Enjeu azote : Etap’N, un outil individuel de conseil au service du collectif
Mis en œuvre sur le bassin versant de l’Horn-Guillec (29), l’outil Etap’N offre aux agriculteurs trois analyses de sol par an, couplées à un conseil personnalisé par un conseiller de la chambre d’agriculture. La somme des données collectées permettra, demain, d'affiner les recommandations en matière de fertilisation azotée à destination de tous les légumiers.

"C’est un outil qui a remporté l’adhésion des producteurs, constate Gérard Yven, membre associé de la chambre d’agriculture du Finistère et co-président du territoire Saint-Pol Morlaix. Etap’N (à prononcer Etap’azote) est l’une des réponses proposées par le bassin versant pour résoudre la problématique de l’azote sur l’Horn-Guillec et y réduire la teneur en nitrates de l’eau.
Concrètement, à chaque début de campagne culturale, les agriculteurs se voient proposer trois analyses de sol, pour y rechercher l’azote. "Ils ont le choix des cultures et des stades, précise Gérard Yven. Une fois le prélèvement de terre réalisé, ils reçoivent le résultat brut de leur analyse dans un délai de 5 jours maximum. Puis ils disposent d’un conseil personnalisé de la chambre d’agriculture dans un délai de 10 jours pour savoir si, oui ou non, un apport d’azote est utile".
Un conseil personnalisé
Simple et efficace, cet outil a immédiatement rencontré son public, plus de 300 agriculteurs, exploitant plus de 80 % de la SAU du territoire, faisant désormais appel à ce service. "Fin 2019, on en était à plus de 2 600 conseils sur le bassin versant, calcule Gérard Yven. Avec une telle somme de données, nous avons toute légitimité pour affiner les grilles Gren, que l’administration utilise pour calculer les doses prévisionnelles d’azote, et les étendre à de nouvelles cultures, pour lesquelles nous n’avions jusqu’à présent pas de données. Et nous allons pouvoir diffuser des conseils de fertilisation, applicables à l’ensemble de la zone légumière du Nord Bretagne".
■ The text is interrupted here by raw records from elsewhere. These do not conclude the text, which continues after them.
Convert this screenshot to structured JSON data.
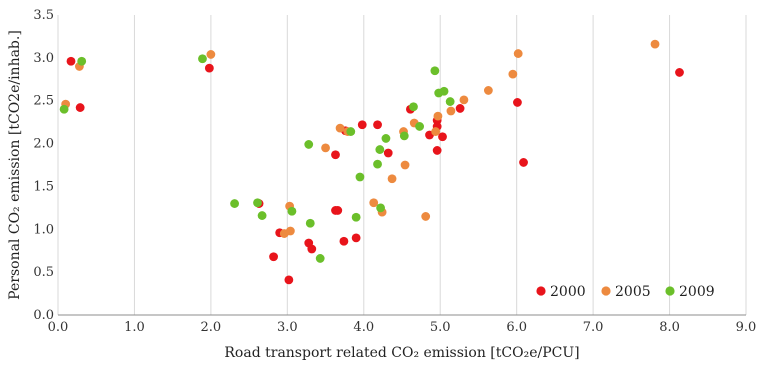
{
  "chart_data": {
    "type": "scatter",
    "xlabel": "Road transport related CO₂ emission [tCO₂e/PCU]",
    "ylabel": "Personal CO₂ emission [tCO2e/inhab.]",
    "xlim": [
      0,
      9
    ],
    "ylim": [
      0,
      3.5
    ],
    "xticks": [
      "0.0",
      "1.0",
      "2.0",
      "3.0",
      "4.0",
      "5.0",
      "6.0",
      "7.0",
      "8.0",
      "9.0"
    ],
    "yticks": [
      "0.0",
      "0.5",
      "1.0",
      "1.5",
      "2.0",
      "2.5",
      "3.0",
      "3.5"
    ],
    "grid": "vertical",
    "legend_position": "bottom-right",
    "series": [
      {
        "name": "2000",
        "color": "#e8141b",
        "points": [
          [
            0.17,
            2.96
          ],
          [
            0.29,
            2.42
          ],
          [
            1.98,
            2.88
          ],
          [
            2.63,
            1.3
          ],
          [
            2.82,
            0.68
          ],
          [
            2.9,
            0.96
          ],
          [
            3.02,
            0.41
          ],
          [
            3.28,
            0.84
          ],
          [
            3.32,
            0.77
          ],
          [
            3.63,
            1.22
          ],
          [
            3.66,
            1.22
          ],
          [
            3.63,
            1.87
          ],
          [
            3.74,
            0.86
          ],
          [
            3.76,
            2.15
          ],
          [
            3.9,
            0.9
          ],
          [
            3.98,
            2.22
          ],
          [
            4.18,
            2.22
          ],
          [
            4.32,
            1.89
          ],
          [
            4.61,
            2.4
          ],
          [
            4.86,
            2.1
          ],
          [
            4.96,
            2.27
          ],
          [
            4.96,
            2.2
          ],
          [
            4.96,
            1.92
          ],
          [
            5.03,
            2.08
          ],
          [
            5.26,
            2.41
          ],
          [
            6.01,
            2.48
          ],
          [
            6.09,
            1.78
          ],
          [
            8.13,
            2.83
          ]
        ]
      },
      {
        "name": "2005",
        "color": "#ed8a3f",
        "points": [
          [
            0.1,
            2.46
          ],
          [
            0.28,
            2.9
          ],
          [
            2.0,
            3.04
          ],
          [
            2.96,
            0.95
          ],
          [
            3.03,
            1.27
          ],
          [
            3.04,
            0.98
          ],
          [
            3.5,
            1.95
          ],
          [
            3.69,
            2.18
          ],
          [
            3.79,
            2.14
          ],
          [
            4.13,
            1.31
          ],
          [
            4.24,
            1.2
          ],
          [
            4.37,
            1.59
          ],
          [
            4.52,
            2.14
          ],
          [
            4.54,
            1.75
          ],
          [
            4.66,
            2.24
          ],
          [
            4.81,
            1.15
          ],
          [
            4.94,
            2.14
          ],
          [
            4.97,
            2.32
          ],
          [
            5.14,
            2.38
          ],
          [
            5.31,
            2.51
          ],
          [
            5.63,
            2.62
          ],
          [
            5.95,
            2.81
          ],
          [
            6.02,
            3.05
          ],
          [
            7.81,
            3.16
          ]
        ]
      },
      {
        "name": "2009",
        "color": "#6bbf2a",
        "points": [
          [
            0.08,
            2.4
          ],
          [
            0.31,
            2.96
          ],
          [
            1.89,
            2.99
          ],
          [
            2.31,
            1.3
          ],
          [
            2.61,
            1.31
          ],
          [
            2.67,
            1.16
          ],
          [
            3.06,
            1.21
          ],
          [
            3.28,
            1.99
          ],
          [
            3.3,
            1.07
          ],
          [
            3.43,
            0.66
          ],
          [
            3.83,
            2.14
          ],
          [
            3.9,
            1.14
          ],
          [
            3.95,
            1.61
          ],
          [
            4.18,
            1.76
          ],
          [
            4.21,
            1.93
          ],
          [
            4.22,
            1.25
          ],
          [
            4.29,
            2.06
          ],
          [
            4.53,
            2.09
          ],
          [
            4.65,
            2.43
          ],
          [
            4.73,
            2.2
          ],
          [
            4.93,
            2.85
          ],
          [
            4.98,
            2.59
          ],
          [
            5.05,
            2.61
          ],
          [
            5.13,
            2.49
          ]
        ]
      }
    ]
  }
}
Forte de son succès sur le bassin versant de l’Horn-Guillec, la mesure a d’ailleurs été étendue au Trégor finistérien puis aux Côtes d’Armor. "Elle fait un peu suite à Equiterre", indique Gérard Yven. À l’époque, des mesures régulières de reliquat d’azote étaient réalisées dans un certain nombre de parcelles, avant que les résultats ne soient diffusés via les flash infos de la chambre d’agriculture à tous les légumiers avec, à la clé, des conseils de fertilisation ou d’impasse aux stades-clés des différentes cultures.
"Mais il y a 25 ou 30 ans, il y avait surtout du chou-fleur, de l’artichaut, de l’échalote et de la pomme de terre primeur, se souvient le légumier de Carantec. Depuis, les cultures se sont beaucoup diversifiées, les rotations aussi, et il faut des conseils plus individualisés, ce que permet Etap’N". Pédagogique, la mesure permet aux agriculteurs d’améliorer leurs connaissances en matière de fertilisation raisonnée. "Elle les aide aussi à faire des économies, rajoute Gérard Yven. Dans la zone légumière, les engrais sont achetés. Et moins on en met, mieux on se porte".
Arrêter de stigmatiser les agriculteurs
"On est à la croisée des chemins". Si le responsable se félicite de l’adhésion des agriculteurs au dispositif Etap’N, il n’en tire pas moins la sonnette d’alarme. "Le monde agricole veut avancer sur le dossier de la qualité de l’eau. Mais il en a assez d’être sans cesse mis à l’index". Et Gérard Yven d’évoquer le réactions suite à la publication du rapport de la Cour des comptes sur la gestion du dossier des algues vertes. "C’est tellement facile de stigmatiser le monde agricole ! Si on veut continuer à mobiliser les agriculteurs, il faut parler en toute objectivité de toutes les pollutions. Y compris, dans nos zones côtières, des stations d’épuration qui, en été, peinent à suivre l’augmentation de population". Avec en tête une certitude ! "L’agriculture fait des effort depuis des années et le taux de nitrates baisse. Mais il faut aussi compter avec le temps de réponse du milieu ! Et si l’objectif de teneur en nitrates de l’eau est fixé à 10 mg/l, c’est clair qu’on n’y arrivera pas ! Sous notre climat, le sol minéralise toute l’année, comme l’ont prouvé les cases lysimétriques de la station expérimentale du Caté (comité d'action technique et économique de Saint Pol de Léon)".